Post # 1
I’ve never really wanted a guest book at the ceremony.. I think they are nice.. but Ive been planning to have a wishing well type guest box set up in the reception hall where people write wishes or advice on special paper.. so i can scrapbook with them later.
At my final meeting with the coordinator, she thought it was bad to not have a guest book because that is what keeps people busy as the ushers seat them when they arrive…
Should I listen to her and just have both? We have about 125 guests coming.. i dont know if that makes a difference.
Post # 3
My $.02 is to skip it. We’re not having one either. Besides, what do people do with a book of names after the wedding?
Post # 4
I’m having a guestbook at my reception. You don’t need one at the ceremony.
Post # 5
I love the idea of the wishing well, I think that would keep guests busy enough beforehand, that would take the place of a guest book. As your guests will be writing out their best wishes to you on those, then I would think that having a separate guest book would be asking them to duplicate it.
Post # 6
We were going to skip this altogether… BUT, we were at Barnes and Noble last weekend and found this gorgeous coffee table book of the National Parks of the US.
We bought the book and then decided that we’d have everyone sign it on one of the pictures of their favorite National Park with their favorite memory of that park. When we visit that park, we are going to sign and date the picture and include the map of the park in the book. Then we’ll send postcards with our new favorite memory from that park to the guests who said it was their favorite.
This makes signing the guest book more purposeful and keeps the connection between us and them after the signing.
If you are doing something that is meaningful to you (wishing well), and that gets you excited… then it seems that you don’t need a guestbook. Won’t people be just as busy filling out their wishes as they would be signing a guestbook? I think you are fine, as long as you are happy!
Post # 7
I am having a concern with this because we’ve invited my church and my parents church to attend the ceremony only and the cocktail hour at the ceremony venue, and those people won’t be attending the reception…and I’d like to have them sign some sort of guestbook (or at least have the opportunity).

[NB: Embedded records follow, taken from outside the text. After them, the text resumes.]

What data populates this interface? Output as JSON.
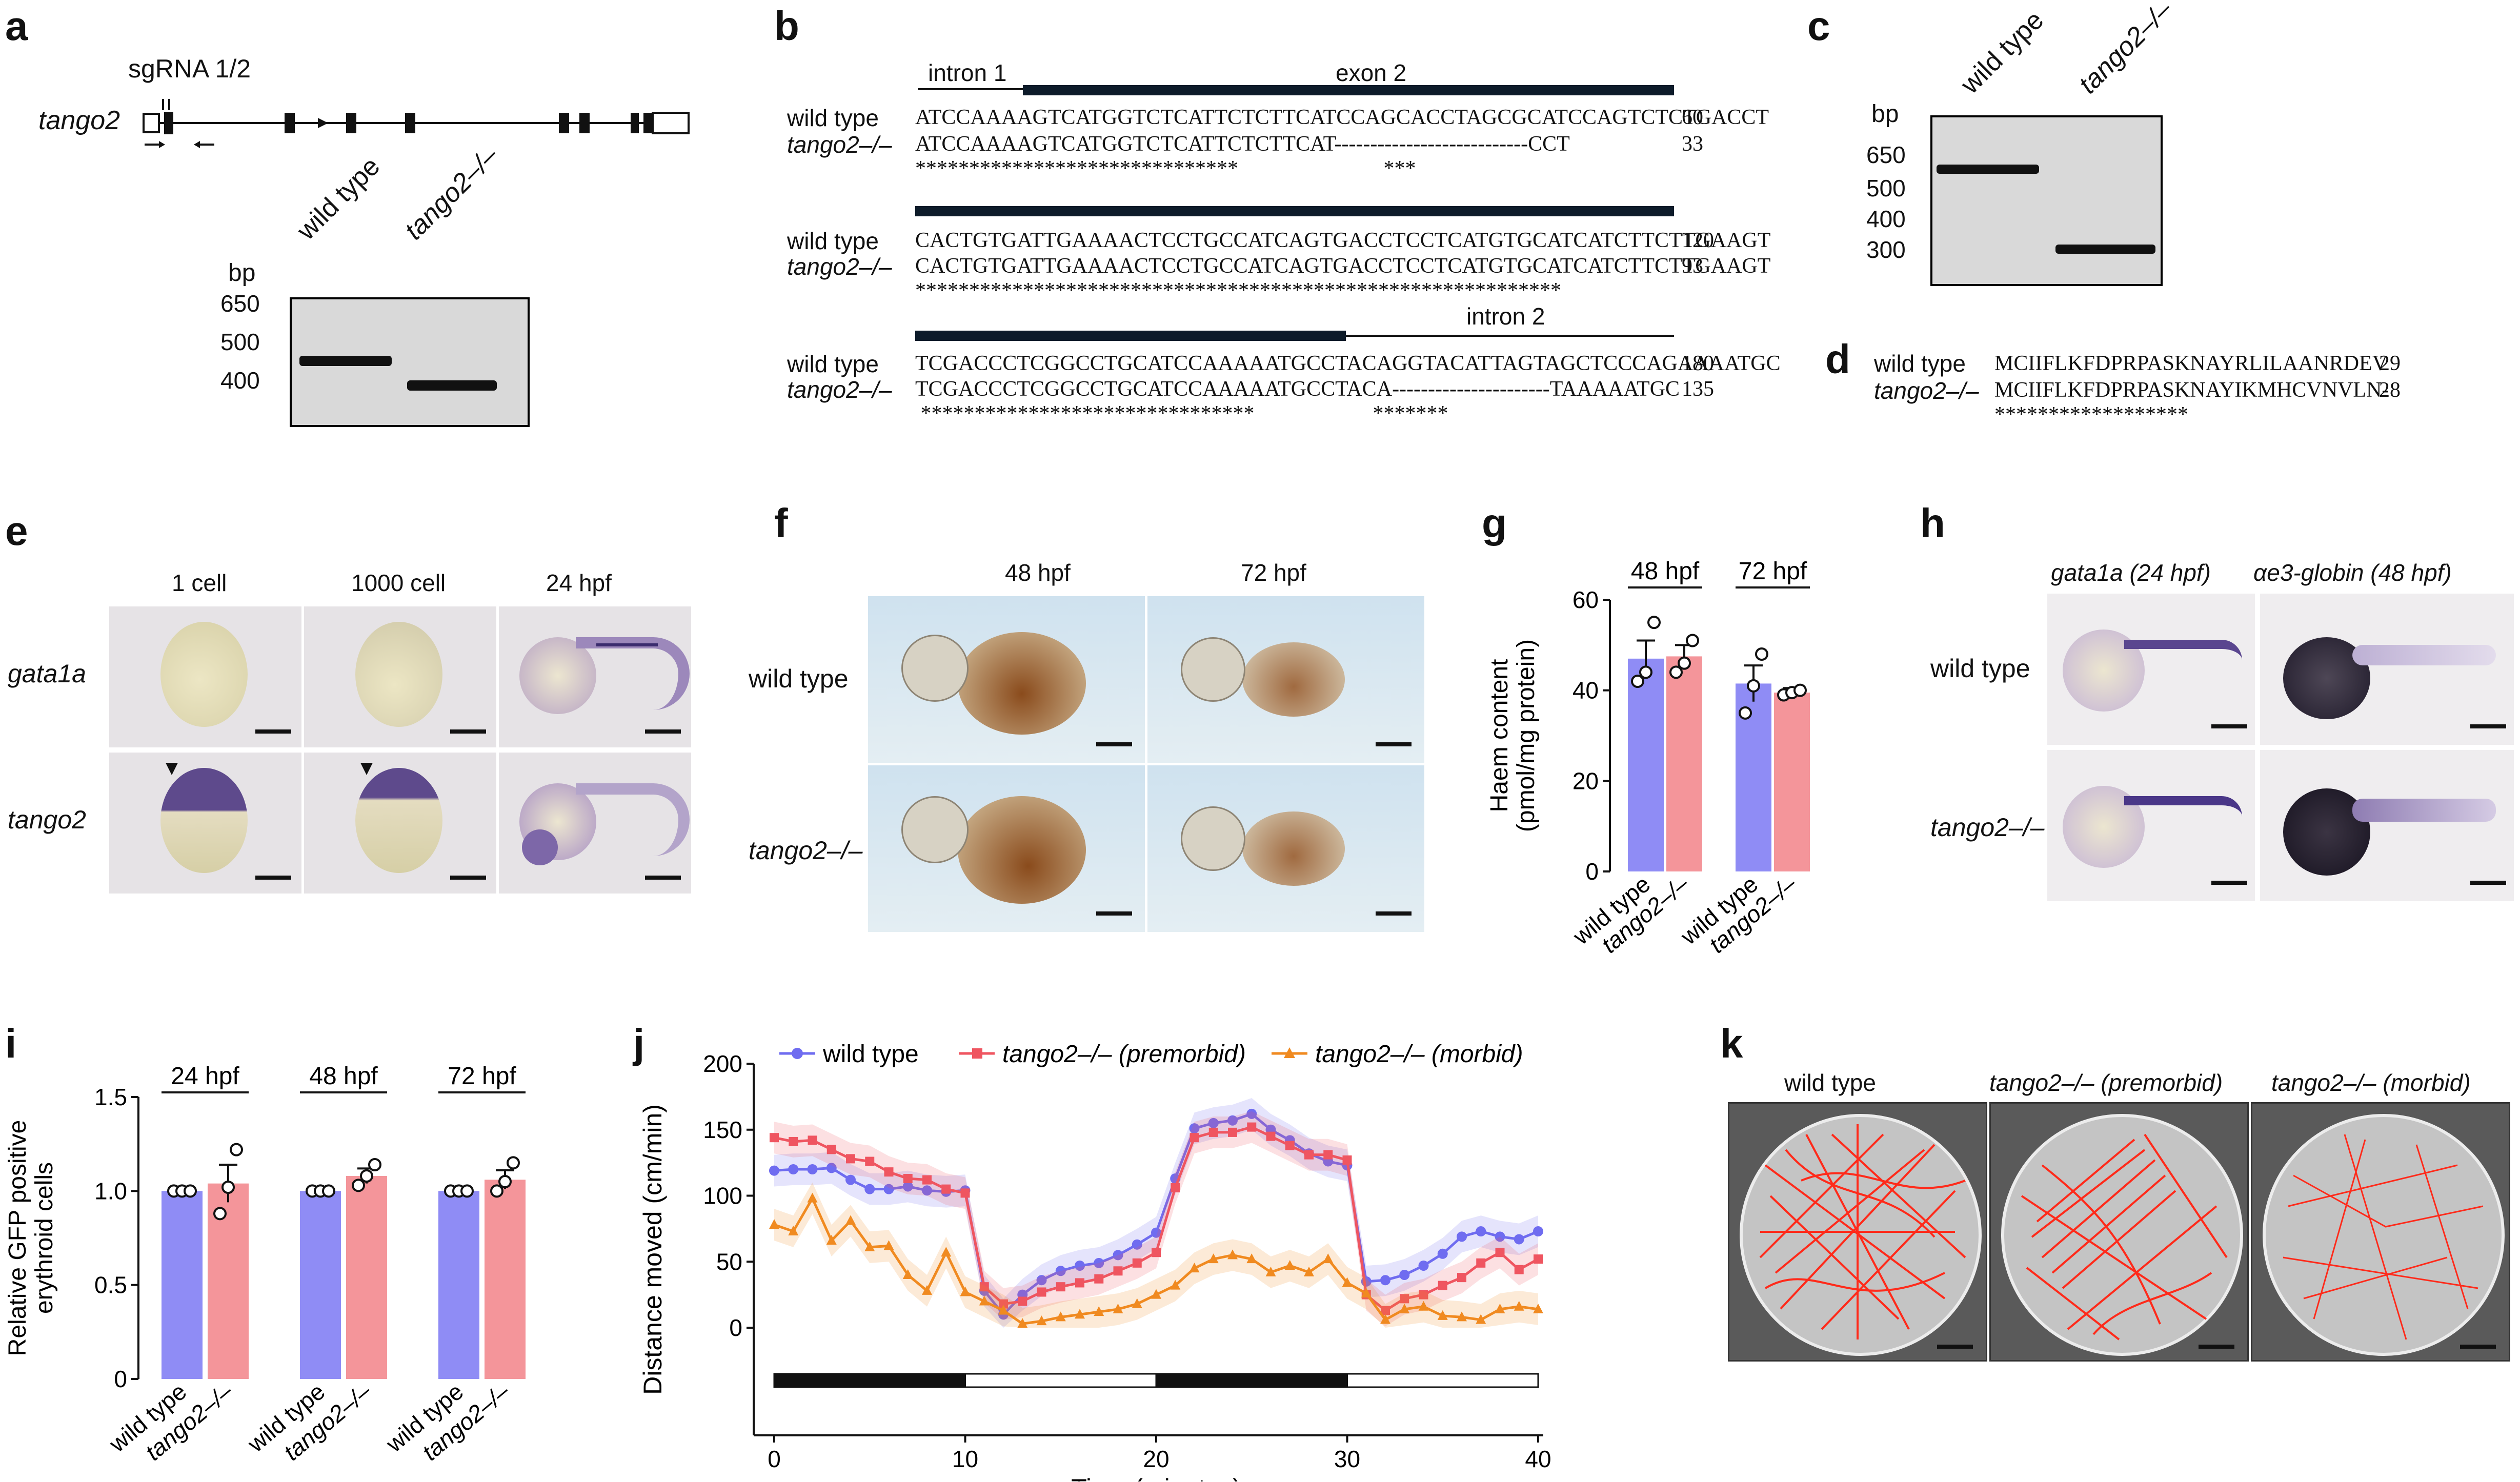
{
  "panels": {
    "a": {
      "label": "a",
      "gene": "tango2",
      "sgrna": "sgRNA 1/2",
      "gel_unit": "bp",
      "gel_ladder": [
        "650",
        "500",
        "400"
      ],
      "lanes": [
        "wild type",
        "tango2–/–"
      ]
    },
    "b": {
      "label": "b",
      "blocks": [
        {
          "headers": [
            "intron 1",
            "exon 2"
          ],
          "rows": [
            {
              "name": "wild type",
              "seq": "ATCCAAAAGTCATGGTCTCATTCTCTTCATCCAGCACCTAGCGCATCCAGTCTCTGACCT",
              "num": "60"
            },
            {
              "name": "tango2–/–",
              "seq": "ATCCAAAAGTCATGGTCTCATTCTCTTCAT---------------------------CCT",
              "num": "33"
            }
          ],
          "stars": "******************************                           ***"
        },
        {
          "headers": [],
          "rows": [
            {
              "name": "wild type",
              "seq": "CACTGTGATTGAAAACTCCTGCCATCAGTGACCTCCTCATGTGCATCATCTTCTTGAAGT",
              "num": "120"
            },
            {
              "name": "tango2–/–",
              "seq": "CACTGTGATTGAAAACTCCTGCCATCAGTGACCTCCTCATGTGCATCATCTTCTTGAAGT",
              "num": "93"
            }
          ],
          "stars": "************************************************************"
        },
        {
          "headers": [
            "intron 2"
          ],
          "rows": [
            {
              "name": "wild type",
              "seq": "TCGACCCTCGGCCTGCATCCAAAAATGCCTACAGGTACATTAGTAGCTCCCAGAAAATGC",
              "num": "180"
            },
            {
              "name": "tango2–/–",
              "seq": "TCGACCCTCGGCCTGCATCCAAAAATGCCTACA----------------------TAAAAATGC",
              "num": "135"
            }
          ],
          "stars": " *******************************                      *******"
        }
      ]
    },
    "c": {
      "label": "c",
      "gel_unit": "bp",
      "gel_ladder": [
        "650",
        "500",
        "400",
        "300"
      ],
      "lanes": [
        "wild type",
        "tango2–/–"
      ]
    },
    "d": {
      "label": "d",
      "rows": [
        {
          "name": "wild type",
          "seq": "MCIIFLKFDPRPASKNAYRLILAANRDEV",
          "num": "29"
        },
        {
          "name": "tango2–/–",
          "seq": "MCIIFLKFDPRPASKNAYIKMHCVNVLN-",
          "num": "28"
        }
      ],
      "stars": "******************"
    },
    "e": {
      "label": "e",
      "columns": [
        "1 cell",
        "1000 cell",
        "24 hpf"
      ],
      "rows": [
        "gata1a",
        "tango2"
      ]
    },
    "f": {
      "label": "f",
      "columns": [
        "48 hpf",
        "72 hpf"
      ],
      "rows": [
        "wild type",
        "tango2–/–"
      ]
    },
    "h": {
      "label": "h",
      "columns": [
        "gata1a (24 hpf)",
        "αe3-globin (48 hpf)"
      ],
      "rows": [
        "wild type",
        "tango2–/–"
      ]
    },
    "k": {
      "label": "k",
      "columns": [
        "wild type",
        "tango2–/– (premorbid)",
        "tango2–/– (morbid)"
      ]
    }
  },
  "chart_data": [
    {
      "panel": "g",
      "type": "bar",
      "groups": [
        "48 hpf",
        "72 hpf"
      ],
      "categories": [
        "wild type",
        "tango2–/–",
        "wild type",
        "tango2–/–"
      ],
      "values": [
        47,
        47.5,
        41.5,
        39.5
      ],
      "errors": [
        4,
        2.5,
        4,
        1
      ],
      "points": [
        [
          42,
          44,
          55
        ],
        [
          44,
          46,
          51
        ],
        [
          35,
          41,
          48
        ],
        [
          39,
          39.5,
          40
        ]
      ],
      "colors": [
        "#8f8cf5",
        "#f4959a",
        "#8f8cf5",
        "#f4959a"
      ],
      "ylabel": "Haem content\n(pmol/mg protein)",
      "ylim": [
        0,
        60
      ],
      "yticks": [
        "0",
        "20",
        "40",
        "60"
      ]
    },
    {
      "panel": "i",
      "type": "bar",
      "groups": [
        "24 hpf",
        "48 hpf",
        "72 hpf"
      ],
      "categories": [
        "wild type",
        "tango2–/–",
        "wild type",
        "tango2–/–",
        "wild type",
        "tango2–/–"
      ],
      "values": [
        1.0,
        1.04,
        1.0,
        1.08,
        1.0,
        1.06
      ],
      "errors": [
        0,
        0.1,
        0,
        0.04,
        0,
        0.05
      ],
      "points": [
        [
          1,
          1,
          1
        ],
        [
          0.88,
          1.02,
          1.22
        ],
        [
          1,
          1,
          1
        ],
        [
          1.03,
          1.08,
          1.14
        ],
        [
          1,
          1,
          1
        ],
        [
          1.0,
          1.05,
          1.15
        ]
      ],
      "colors": [
        "#8f8cf5",
        "#f4959a",
        "#8f8cf5",
        "#f4959a",
        "#8f8cf5",
        "#f4959a"
      ],
      "ylabel": "Relative GFP positive\nerythroid cells",
      "ylim": [
        0,
        1.5
      ],
      "yticks": [
        "0",
        "0.5",
        "1.0",
        "1.5"
      ]
    },
    {
      "panel": "j",
      "type": "line",
      "title": "",
      "xlabel": "Time (minutes)",
      "ylabel": "Distance moved (cm/min)",
      "xlim": [
        0,
        40
      ],
      "ylim": [
        0,
        200
      ],
      "xticks": [
        "0",
        "10",
        "20",
        "30",
        "40"
      ],
      "yticks": [
        "0",
        "50",
        "100",
        "150",
        "200"
      ],
      "x": [
        0,
        1,
        2,
        3,
        4,
        5,
        6,
        7,
        8,
        9,
        10,
        11,
        12,
        13,
        14,
        15,
        16,
        17,
        18,
        19,
        20,
        21,
        22,
        23,
        24,
        25,
        26,
        27,
        28,
        29,
        30,
        31,
        32,
        33,
        34,
        35,
        36,
        37,
        38,
        39,
        40
      ],
      "series": [
        {
          "name": "wild type",
          "color": "#6f6cf0",
          "marker": "circle",
          "values": [
            119,
            120,
            120,
            121,
            112,
            105,
            105,
            107,
            104,
            103,
            104,
            28,
            10,
            25,
            36,
            43,
            47,
            49,
            55,
            63,
            72,
            113,
            151,
            155,
            157,
            162,
            150,
            142,
            132,
            126,
            123,
            35,
            36,
            40,
            47,
            56,
            69,
            73,
            69,
            67,
            73
          ]
        },
        {
          "name": "tango2–/– (premorbid)",
          "color": "#ef5560",
          "marker": "square",
          "values": [
            144,
            141,
            142,
            135,
            128,
            126,
            118,
            113,
            112,
            105,
            102,
            31,
            18,
            20,
            27,
            31,
            34,
            37,
            43,
            49,
            57,
            106,
            144,
            148,
            148,
            152,
            145,
            138,
            131,
            131,
            127,
            25,
            13,
            22,
            25,
            32,
            38,
            49,
            57,
            44,
            52
          ]
        },
        {
          "name": "tango2–/– (morbid)",
          "color": "#f08a20",
          "marker": "triangle",
          "values": [
            78,
            73,
            98,
            66,
            81,
            61,
            62,
            40,
            28,
            57,
            27,
            20,
            13,
            3,
            5,
            8,
            10,
            12,
            14,
            18,
            25,
            32,
            45,
            52,
            55,
            52,
            42,
            47,
            42,
            52,
            34,
            26,
            6,
            14,
            16,
            9,
            8,
            6,
            14,
            16,
            14
          ]
        }
      ],
      "light_bar": [
        "dark",
        "light",
        "dark",
        "light"
      ]
    }
  ]
}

If that’s not the case, however, I can’t imagine having a guest book at the ceremony is necessary.
Post # 8
I’m doing the cards dropped in to a pretty glass container – I guess that is the same thing as the wishing well. I’m going to make the pretty flower pens and have "pots" of them around so that they can write a note, not just their name. I saw somewhere – Martha maybe? – where they had little envelopes to put the cards in and then after the wedding, you glue the envelopes in a book – front side down – and you can pull them out later to look at? Or I will take them and make a collage with random pictures from the wedding and frame them – that way everyone can see them when they come over!
Post # 9
I love the idea of a wishing tree. I also will not do the traditional guestbook, but I’m not traditional!
I love this
Post # 10
No guestbook here either, we are including pieces of fabric with our invitation and having people decorate them and then bring them to the wedding so that we can later make into a quilt. Even those who are unable to attend the wedding will still have the opportunity to send us their well wishes.
Post # 11
@lilcfitness: I love the wishing well idea; very cute!
I don’t think you need to have a guestbook right before the ceremony. Everyone will be talking, making comments on how lovely the venue is, looking at the program if you have one, etc. so having a guest book just to occupy the time isn’t necessary, in my opinion. Plus, only one person (or two if they get cosy) can sign a book at the same time, anyway.
Perhaps you could have the Wishing Well table before the ceremony, and again at the reception for folks who didn’t get a chance to before?